An Adams layup put Arizona within four, 54-50, with 14:21 left. Villanova pulled ahead by 10, 69-59, as its guards began feeding role players Will Sheridan and Shane Clark for open 10-foot jumpers. But Arizona was feasting on offensive rebounds (the Wildcats had 20) and pulled to within 78-76 after Ivan Radenovic rebounded his own miss for a layup with 16.8 seconds left. But they never got closer.

Olson had a simple explanation for why Villanova is thriving with its undersized lineup.

“Those guards,” Olson said, “are quick and strong. We knew the scouting report and the games we broke down, about nine of them, the guards went to the middle about 85% of the time. We knew that and we tried to keep them out. But it’s easier said than done.”

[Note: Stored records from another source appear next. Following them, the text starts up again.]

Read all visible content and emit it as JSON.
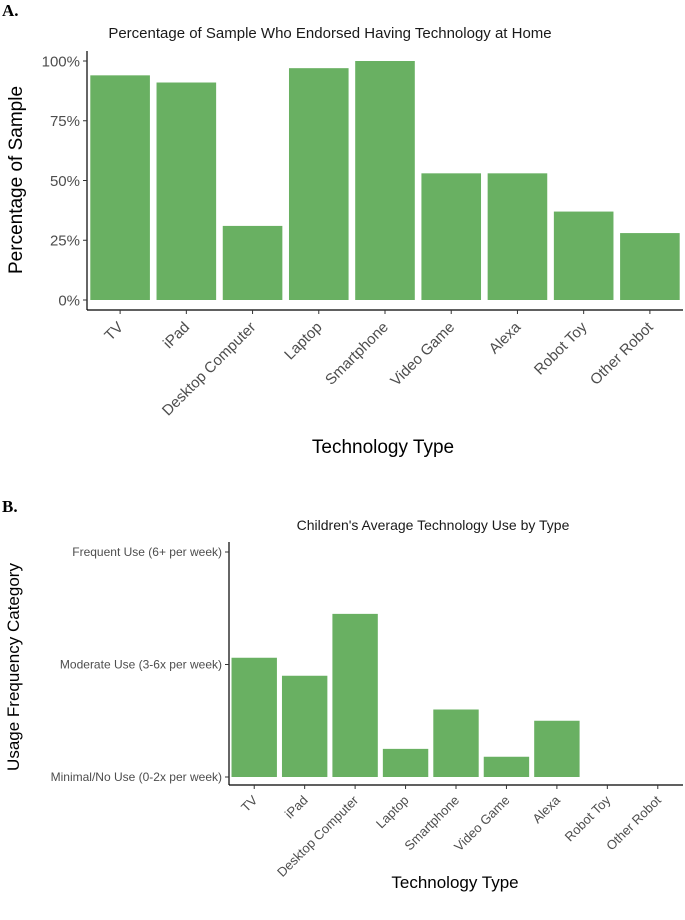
{
  "panels": [
    {
      "letter": "A."
    },
    {
      "letter": "B."
    }
  ],
  "chart_data": [
    {
      "type": "bar",
      "title": "Percentage of Sample Who Endorsed Having Technology at Home",
      "xlabel": "Technology Type",
      "ylabel": "Percentage of Sample",
      "categories": [
        "TV",
        "iPad",
        "Desktop Computer",
        "Laptop",
        "Smartphone",
        "Video Game",
        "Alexa",
        "Robot Toy",
        "Other Robot"
      ],
      "values": [
        94,
        91,
        31,
        97,
        100,
        53,
        53,
        37,
        28
      ],
      "ylim": [
        0,
        100
      ],
      "yticks": [
        0,
        25,
        50,
        75,
        100
      ],
      "ytick_labels": [
        "0%",
        "25%",
        "50%",
        "75%",
        "100%"
      ],
      "bar_color": "#69b062",
      "grid": false
    },
    {
      "type": "bar",
      "title": "Children's Average Technology Use by Type",
      "xlabel": "Technology Type",
      "ylabel": "Usage Frequency Category",
      "categories": [
        "TV",
        "iPad",
        "Desktop Computer",
        "Laptop",
        "Smartphone",
        "Video Game",
        "Alexa",
        "Robot Toy",
        "Other Robot"
      ],
      "values": [
        1.06,
        0.9,
        1.45,
        0.25,
        0.6,
        0.18,
        0.5,
        0,
        0
      ],
      "ylim": [
        0,
        2
      ],
      "yticks": [
        0,
        1,
        2
      ],
      "ytick_labels": [
        "Minimal/No Use (0-2x per week)",
        "Moderate Use (3-6x per week)",
        "Frequent Use (6+ per week)"
      ],
      "bar_color": "#69b062",
      "grid": false
    }
  ]
}
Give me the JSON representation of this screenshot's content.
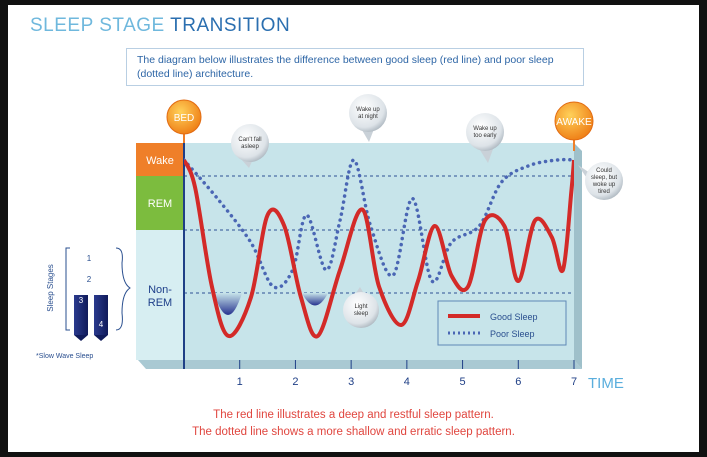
{
  "title": {
    "part1": "SLEEP STAGE",
    "part2": "TRANSITION"
  },
  "description": "The diagram below illustrates the difference between good sleep (red line) and poor sleep (dotted line) architecture.",
  "footer": {
    "line1": "The red line illustrates a deep and restful sleep pattern.",
    "line2": "The dotted line shows a more shallow and erratic sleep pattern."
  },
  "sidebar": {
    "heading": "Sleep Stages",
    "stages": [
      "1",
      "2",
      "3",
      "4"
    ],
    "note": "*Slow Wave Sleep"
  },
  "markers": {
    "bed": "BED",
    "awake": "AWAKE"
  },
  "bubbles": {
    "cant_fall_asleep": [
      "Can't fall",
      "asleep"
    ],
    "wake_up_night": [
      "Wake up",
      "at night"
    ],
    "wake_up_early": [
      "Wake up",
      "too early"
    ],
    "light_sleep": [
      "Light",
      "sleep"
    ],
    "could_sleep": [
      "Could",
      "sleep, but",
      "woke up",
      "tired"
    ]
  },
  "colors": {
    "good": "#d32a28",
    "poor": "#4a66b4",
    "plot_bg": "#c7e4ea",
    "wake_band": "#ef7f29",
    "rem_band": "#7cbc3e",
    "nonrem_band": "#d7eef2",
    "axis": "#1f3f86",
    "time_label": "#5aaedd"
  },
  "chart_data": {
    "type": "line",
    "xlabel": "TIME",
    "x_ticks": [
      1,
      2,
      3,
      4,
      5,
      6,
      7
    ],
    "xlim": [
      0,
      7
    ],
    "y_categories": [
      "Wake",
      "REM",
      "Non-REM"
    ],
    "ylabel": "",
    "series": [
      {
        "name": "Good Sleep",
        "style": "solid",
        "points": [
          [
            0.0,
            0.0
          ],
          [
            0.2,
            0.5
          ],
          [
            0.5,
            2.3
          ],
          [
            0.8,
            3.2
          ],
          [
            1.2,
            2.5
          ],
          [
            1.5,
            1.0
          ],
          [
            1.8,
            1.2
          ],
          [
            2.1,
            2.5
          ],
          [
            2.4,
            3.2
          ],
          [
            2.8,
            2.0
          ],
          [
            3.2,
            0.9
          ],
          [
            3.5,
            2.3
          ],
          [
            3.9,
            3.0
          ],
          [
            4.2,
            2.2
          ],
          [
            4.5,
            1.2
          ],
          [
            4.8,
            2.1
          ],
          [
            5.1,
            2.3
          ],
          [
            5.4,
            1.1
          ],
          [
            5.75,
            1.2
          ],
          [
            6.0,
            2.2
          ],
          [
            6.3,
            1.1
          ],
          [
            6.6,
            1.4
          ],
          [
            6.8,
            2.0
          ],
          [
            6.95,
            0.6
          ],
          [
            7.0,
            0.0
          ]
        ]
      },
      {
        "name": "Poor Sleep",
        "style": "dotted",
        "points": [
          [
            0.0,
            0.0
          ],
          [
            0.6,
            0.7
          ],
          [
            1.2,
            1.5
          ],
          [
            1.6,
            2.3
          ],
          [
            1.95,
            2.0
          ],
          [
            2.2,
            1.0
          ],
          [
            2.55,
            2.0
          ],
          [
            2.8,
            1.1
          ],
          [
            3.05,
            0.0
          ],
          [
            3.35,
            1.2
          ],
          [
            3.75,
            2.1
          ],
          [
            4.1,
            0.7
          ],
          [
            4.45,
            2.2
          ],
          [
            4.8,
            1.5
          ],
          [
            5.3,
            1.2
          ],
          [
            5.7,
            0.4
          ],
          [
            6.2,
            0.1
          ],
          [
            6.7,
            0.0
          ],
          [
            7.0,
            0.0
          ]
        ]
      }
    ],
    "legend": {
      "placement": "bottom-right",
      "entries": [
        "Good Sleep",
        "Poor Sleep"
      ]
    }
  }
}
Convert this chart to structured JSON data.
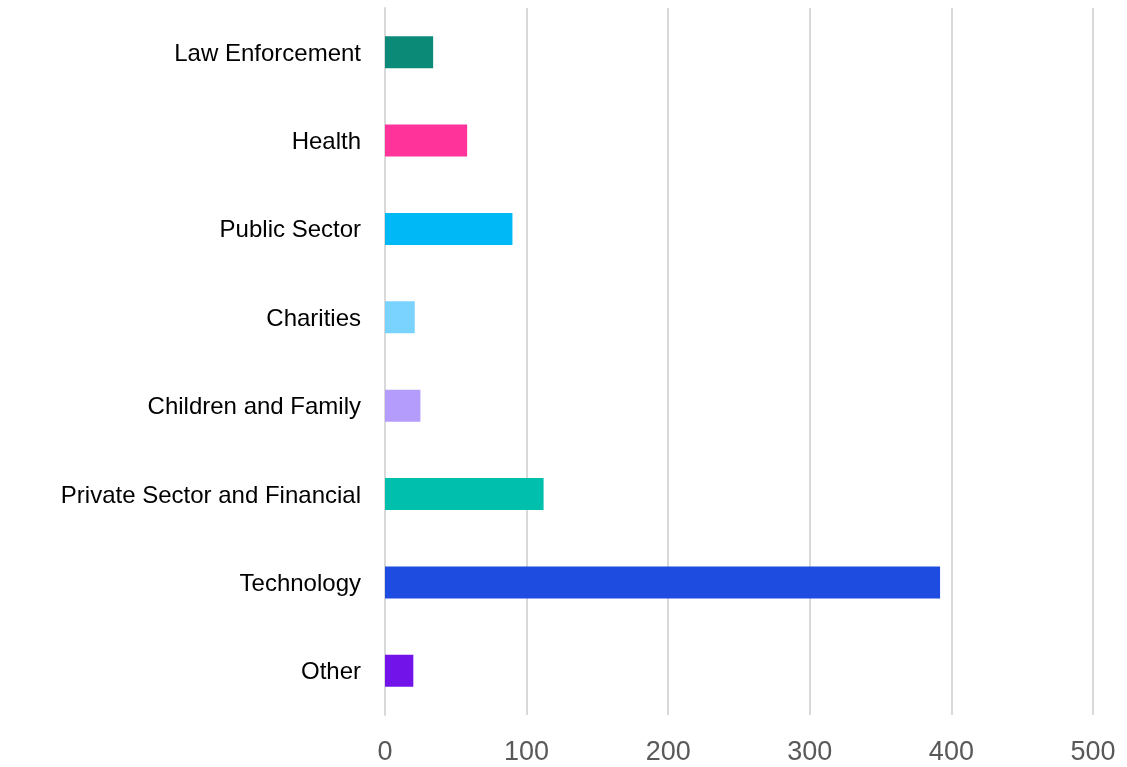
{
  "chart_data": {
    "type": "bar",
    "orientation": "horizontal",
    "categories": [
      "Law Enforcement",
      "Health",
      "Public Sector",
      "Charities",
      "Children and Family",
      "Private Sector and Financial",
      "Technology",
      "Other"
    ],
    "values": [
      34,
      58,
      90,
      21,
      25,
      112,
      392,
      20
    ],
    "colors": [
      "#0b8a78",
      "#ff3399",
      "#00b8f5",
      "#7ad3ff",
      "#b49cfc",
      "#00c0ad",
      "#1e4be0",
      "#7213ea"
    ],
    "xlim": [
      0,
      500
    ],
    "xticks": [
      0,
      100,
      200,
      300,
      400,
      500
    ],
    "grid": "x"
  }
}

Ray ended up leading four Villanova scorers in double figures with 25 points. Just 10 days ago Ray had been rushed to a Manhattan hospital after Pittsburgh guard Carl Krauser accidentally poked him in the eye. It was a gruesome moment when Ray’s eyeball popped out of its socket. But by Thursday, Ray was doing a full practice.

“Nothing was keeping me away from this,” Ray said. “Absolutely nothing.”